In recent years, Beijing has utilized its ambitious Belt and Road Initiative to expand its international outreach, offering sizable aid and settling transactions across the developing world. This has strengthened the yuan as a key regional currency against the US dollar. As more economies in the global South are becoming oriented toward China, this has laid the foundations for a Sino-centric economic union.
Politically, the Chinese path to development has emerged as an irresistible attraction for Africa and Asia. While the West encourages free-market privatization over government interference in the economy, China’s development is primarily driven by the strategic use of government resources to promote research in highly competitive fields, and the creation of special economic zones to attract outside capital and technology. This has enabled China to secure remarkable growth and win support from its neighbors. At least in material terms, the country has fulfilled chairman Mao Zedong’s (毛澤東) proclamation that “the Chinese people have stood up.”

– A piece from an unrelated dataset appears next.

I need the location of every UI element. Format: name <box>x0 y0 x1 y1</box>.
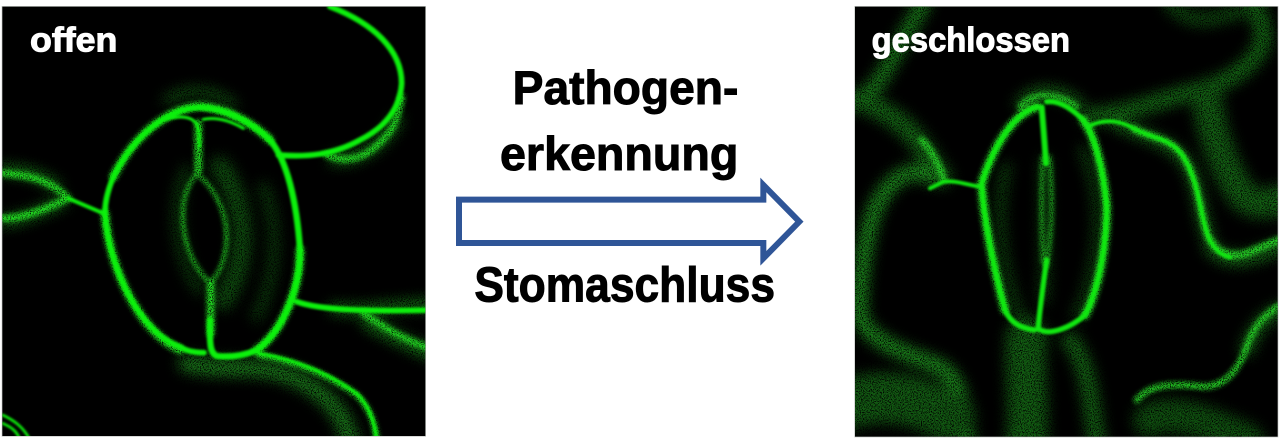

In his 2008 book What Does China Think? Mark Leonard writes: “China’s emancipation from the West has created an alternative, non-Western path for the rest of the world to follow. The ideal of a ‘Walled World,’ where nation states can trade with each other on global markets, but maintain their control over their economic future, their political system and their foreign policy is emerging as an ideological challenge both to the US philosophy of a ‘flat world’ and the European preference for liberal multilateralism.”
Like it or not, the Chinese model is built on a premise that national sovereignty is a prerequisite for economic development. It is widely thought to be the rightful duty of the authoritarian state to safeguard sovereignty and pursue autonomy from the West. Reaping the benefits of the influx of global capital and knowledge for its modernization programs, China has felt confident enough to reject publicly the Euro-American discourse of a neoliberal economy.
Against this geopolitical backdrop, the coronavirus outbreak is a watershed moment like the Black Death in medieval Europe or the Spanish flu of 1918. Having suffered the negative consequences of overreliance on a single market, many business executives are rethinking the supply and production chains for the longer term, and planning to move some of their operations out of China.
The healthcare crisis has advanced the doctrine of social distancing, and accelerated the trend toward more Internet-centric activities. In China and in the West, more institutions and service providers are embracing online platforms to conduct their daily business. When the pandemic subsides, e-learning, e-commerce, e-health and e-government are bound to become more common. Thus, countries and communities with better Internet infrastructure and access have a stronger chance of weathering this storm, maintaining steady productivity and continuing usual business operations.
Despite its relatively small size and population, Taiwan has effectively positioned itself as a remarkable powerhouse of high-tech innovation and service amid the pandemic. Because Taiwanese re-elected President Tsai Ing-wen (蔡英文) in January’s election, most mainland academics remain reluctant to praise Taiwan’s solid technological foundation, which benefits from a proper legal system of patent protection, widespread public access to the free flow of information, and a mature venture capital industry supportive of innovations in research and development.
Many enlightened Chinese Communist Party officials, business executives and lawyers have long recognized these institutional components as essential for the expansion and protection of China’s Internet economy, but the pursuit of personal enrichment through innovative efforts, freedom of speech and information through the power of the Internet, and political representation through online activism only incur state distrust rather than sympathy.
The growing hostility toward openness under Chinese President Xi Jinping’s (習近平) rule has cocooned the governing elites and suffocated the genuine desire for sensible reform in politics. This structural barrier will always make China lag behind Taiwan in further liberalizing its economic system, obstructing its smooth transition into one of the global high-tech superpowers of the new century.
Joseph Tse-hei Lee is a professor of history at Pace University in New York City.